The Royal Academy was the venue for the next open submission, “London Group1971, Members’ Choice Exhibition” with a catalogue preface written by the Group’s first woman president, Dorothy Mead. She wrote, “The second exhibition of the London Group at Burlington House takes much the same form as last year, as the limited space of the Diploma Gallery makes it necessary for us to modify our usual plans for an open exhibition. I regret this limitation but suggest that it is offset by the very specific value of the non-member’s work here, each one of which has been sponsored by an individual member of the group. We do hope to find ways of promoting a large open exhibition as a regular event in the future.”

The year 1984 was the first recorded use of the word ‘open’ in an exhibition title, “London Group ’84: Open Exhibition” held at the Royal College of Art in November under the presidency of Stan Smith. Thereafter there were intermittent open exhibitions punctuated by “The London Group and Guests” exhibitions as finance and affordable rented space became available.

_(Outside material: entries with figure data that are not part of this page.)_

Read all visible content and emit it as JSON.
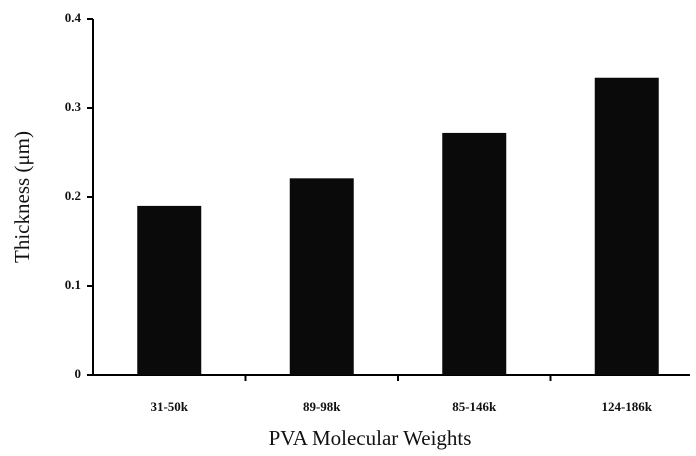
{
  "chart_data": {
    "type": "bar",
    "categories": [
      "31-50k",
      "89-98k",
      "85-146k",
      "124-186k"
    ],
    "values": [
      0.19,
      0.221,
      0.272,
      0.334
    ],
    "color": "#0a0a0a",
    "ylim": [
      0,
      0.4
    ],
    "yticks": [
      0,
      0.1,
      0.2,
      0.3,
      0.4
    ],
    "xlabel": "PVA Molecular Weights",
    "ylabel": "Thickness (μm)"
  }
}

The Concourse Gallery in the Barbican Centre was the venue for two important open exhibitions, intended to be biennial events. The first, under Adrian Bartlett’s presidency, opened in December, 1993 and the second, under Philippa Beale’s presidency opened in December, 1995. They were ambitious and logistically difficult to organise especially as all those concerned in the organisation of these exhibitions were volunteers.

In the ‘modern era’ it was 2007 before the Open was revived under the presidency of Susan Haire after a break of fifteen years. The Menier Gallery was the venue for “The London Group Open 2007” held in two parts to accommodate the large numbers involved. There was a further Open at Menier in 2009 but 2011 saw the circus move to the Group’s spiritual home at the time, The Cello Factory in Waterloo. “The Centenary Open 2013” took place in the Waterloo gallery followed by open submission exhibitions in 2015, 2017 and 2019 when the pandemic of 2020 destroyed the impetus. Parker Harris have recently been hired to facilitate the submission process which brings professional and efficient support for application to London Group Opens. It was becoming impossible for volunteer officers of the Group to manage such a complicated process as submission numbers began to climb. The Group takes a financial gamble that submission fees will largely cover all the costs of organising an Open, but it is a gamble well worth taking to deliver the Group’s constitutional requirement to “advance public awareness of contemporary visual art by holding exhibitions annually”.